Чтобы осуществить его идею, пришлось спуститься с уступа и пройти чуть дальше по ущелью, туда, где между двумя горными склонами ниткой вилась узкая тропа. Путники не могли пропустить это место, поэтому встречать их следовало именно здесь.
Должно быть, когда-то по дну ущелья тек ручей или даже река, но сейчас мужчин окружали только серо-рыжие камни, покрытые мелкой растительностью. Высокие и бесконечные горы давили на плечи не хуже стен обители. Вдобавок сейчас Эртанд ощущал себя так, словно заперт в лабиринте, где нет выхода. Случись что не так, и бежать будет некуда. Справа и слева отвесные стены. Чтобы взобраться по ним, нужно обладать цепкостью ящерицы. Дорога вперед и назад открыта.
Безумие. Кажется, он сегодня уже говорил себе это?
Ветер бросил в лицо горсть пыли. Эртанд повернулся к нему спиной и снова – раз, наверное, сотый – проверил, как раскрывается веер. Выяснилось, что Ярхе ночью где-то выронил свой, когда они карабкались по одному из похожих склонов в попытке оторваться от погони. С учетом того, что вчера зачарованное оружие поломал и Турн, их оставалось всего два. Эртанда, как самого ловко управлявшегося с ними, поставили дальше всех. Боевая задача из уст Турна звучала примерно так: «Ну, если кто-то побежит, ты его вали. Стрелять начнет – тоже вали. И побыстрей».
А еще его отставили так далеко, потому что он самый слабый и неопытный. Ярхе даже посоветовал не лезть в драку, если та начнется.
«Ты никчемен», – прозвучали его слова для Эртанда. Теперь его злило не только то, что они ввязываются в проигрышное сражение, но и осознание собственной бесполезности. Совершенно глупое, противоречивое чувство, которое заставляло отчаянно искать способы помочь товарищам, в то время как разум отчаянно вопил, что нужно уносить отсюда ноги.
Поздно. Казавшийся далеким шум усилился – путники показались из-за поворота. В точности, как говорил Ярхе: шесть человек, но на гармах всего двое. Еще два крупных двуногих ящера шли сзади налегке. Должно быть, сменные, или их использовали для переноски поклажи вместо неповоротливых тяжеловозов – Эртанд в этом плохо разбирался. Верхом ехали самые богатые мужчины, если судить по внешности. Оба шерды, как и трое из их охраны. Всего один был силанцем. Этот, наверное, проводник, а остальные возвращались домой из взбунтовавшегося города.

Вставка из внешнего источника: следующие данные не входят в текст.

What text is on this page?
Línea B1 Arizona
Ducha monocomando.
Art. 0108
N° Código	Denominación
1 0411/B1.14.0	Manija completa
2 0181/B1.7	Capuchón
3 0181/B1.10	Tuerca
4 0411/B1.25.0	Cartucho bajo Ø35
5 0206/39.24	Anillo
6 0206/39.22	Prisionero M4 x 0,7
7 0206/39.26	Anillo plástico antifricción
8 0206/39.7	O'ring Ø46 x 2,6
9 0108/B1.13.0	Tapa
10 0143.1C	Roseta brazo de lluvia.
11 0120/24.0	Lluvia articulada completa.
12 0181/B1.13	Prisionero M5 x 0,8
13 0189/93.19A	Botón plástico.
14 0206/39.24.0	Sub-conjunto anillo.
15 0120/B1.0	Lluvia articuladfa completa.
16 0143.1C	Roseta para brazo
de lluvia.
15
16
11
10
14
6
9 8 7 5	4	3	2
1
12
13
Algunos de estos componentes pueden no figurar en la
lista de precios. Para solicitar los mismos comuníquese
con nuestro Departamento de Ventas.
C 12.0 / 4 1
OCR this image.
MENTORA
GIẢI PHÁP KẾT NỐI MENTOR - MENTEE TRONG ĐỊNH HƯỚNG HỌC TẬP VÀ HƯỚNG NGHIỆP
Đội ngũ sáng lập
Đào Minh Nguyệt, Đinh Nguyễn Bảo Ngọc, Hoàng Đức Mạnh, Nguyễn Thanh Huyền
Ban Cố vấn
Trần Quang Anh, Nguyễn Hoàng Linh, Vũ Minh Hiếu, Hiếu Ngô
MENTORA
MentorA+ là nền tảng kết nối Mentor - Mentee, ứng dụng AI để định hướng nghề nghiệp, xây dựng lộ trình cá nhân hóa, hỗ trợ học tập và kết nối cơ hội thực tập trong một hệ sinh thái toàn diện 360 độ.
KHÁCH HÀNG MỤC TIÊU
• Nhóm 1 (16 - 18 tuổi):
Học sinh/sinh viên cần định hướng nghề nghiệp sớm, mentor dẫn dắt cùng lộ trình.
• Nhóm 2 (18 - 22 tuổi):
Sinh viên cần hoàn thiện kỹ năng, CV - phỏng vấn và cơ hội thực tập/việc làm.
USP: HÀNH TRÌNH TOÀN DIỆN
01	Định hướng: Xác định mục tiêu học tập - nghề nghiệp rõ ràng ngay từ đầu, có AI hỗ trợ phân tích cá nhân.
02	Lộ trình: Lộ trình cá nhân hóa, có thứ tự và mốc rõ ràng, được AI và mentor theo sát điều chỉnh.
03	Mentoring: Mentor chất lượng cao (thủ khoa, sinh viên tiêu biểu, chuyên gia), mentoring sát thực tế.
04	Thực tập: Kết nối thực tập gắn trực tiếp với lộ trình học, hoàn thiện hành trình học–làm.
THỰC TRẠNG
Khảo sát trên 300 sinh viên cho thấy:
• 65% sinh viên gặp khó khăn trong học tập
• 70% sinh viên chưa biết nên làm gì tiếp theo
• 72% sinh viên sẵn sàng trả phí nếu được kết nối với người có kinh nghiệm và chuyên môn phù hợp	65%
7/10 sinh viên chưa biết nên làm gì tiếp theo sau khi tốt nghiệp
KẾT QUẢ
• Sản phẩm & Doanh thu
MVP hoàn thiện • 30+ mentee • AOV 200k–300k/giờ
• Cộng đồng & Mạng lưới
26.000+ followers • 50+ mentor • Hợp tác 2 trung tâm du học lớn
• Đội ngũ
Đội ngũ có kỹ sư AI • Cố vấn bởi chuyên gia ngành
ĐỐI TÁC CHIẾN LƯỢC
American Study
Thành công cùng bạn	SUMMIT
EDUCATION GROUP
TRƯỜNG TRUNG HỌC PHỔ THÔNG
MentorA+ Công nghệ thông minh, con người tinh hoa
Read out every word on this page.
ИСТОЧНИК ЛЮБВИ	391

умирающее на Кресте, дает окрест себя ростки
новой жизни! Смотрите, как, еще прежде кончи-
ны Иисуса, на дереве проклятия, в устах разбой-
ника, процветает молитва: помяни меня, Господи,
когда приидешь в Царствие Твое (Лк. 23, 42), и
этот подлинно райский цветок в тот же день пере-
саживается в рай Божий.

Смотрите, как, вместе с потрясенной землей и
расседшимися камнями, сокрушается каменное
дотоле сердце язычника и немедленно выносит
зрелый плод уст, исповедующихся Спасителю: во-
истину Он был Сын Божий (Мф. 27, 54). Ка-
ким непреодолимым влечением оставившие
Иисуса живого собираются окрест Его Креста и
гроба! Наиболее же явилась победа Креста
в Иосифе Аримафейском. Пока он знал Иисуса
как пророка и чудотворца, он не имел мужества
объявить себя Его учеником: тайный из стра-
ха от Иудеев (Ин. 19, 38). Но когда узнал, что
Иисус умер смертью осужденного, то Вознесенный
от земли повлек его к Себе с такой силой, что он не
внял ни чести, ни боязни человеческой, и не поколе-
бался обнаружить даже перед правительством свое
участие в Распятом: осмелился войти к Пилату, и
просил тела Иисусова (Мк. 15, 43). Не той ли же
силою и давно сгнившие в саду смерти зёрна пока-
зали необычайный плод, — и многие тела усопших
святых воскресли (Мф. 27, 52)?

Чужаки заметили впереди людей и остановились, однако почти сразу двинулись вперед. В четырех мужчинах, отдыхающих на тропе, сложно было заподозрить засаду. Горы вокруг поднимались так высоко, что с вершин не нападешь. Ни пещер, ни резких поворотов, все на виду – неподходящее место для атаки. К тому же хранители были одеты легко. Запыленные рубашки, перехваченные поясами, матерчатые штаны, оружия нет. Саттаро, заканчивающий нат на тропе, и вовсе был похож на худощавого крестьянина, который от нечего делать ковыряет палкой землю. Турн приветственно помахал чужакам рукой, подкрепляя мирный образ.
Эртанд мысленно помолился Илю, чтобы все это оказалось идиотской шуткой хранителей, которые решили проверить новичка на «прочность», и отряд прошел мимо. Чем ближе становились путешественники, тем сильнее портилось настроение. Один из всадников снял решшас – закрывающий волосы головной убор – и нацепил шлем. Доспехи у них оказались легкими, кожаными – в других здесь впору свихнуться, но все же это были доспехи, а не тряпочки, как у хранителей. Опасно блестели рукояти мечей в ножнах.
Пока еще в ножнах. Тут вряд ли кто-то отдаст приказ не преследовать тината, как это сделал Вигларт. Настоятель прекрасно понимал, что Эртанд на свободе даже с зачарованным веером не сможет серьезно кому-то навредить. А эти вряд ли знали, насколько обычно беспомощны маги, пусть им и удалось сбежать из обители.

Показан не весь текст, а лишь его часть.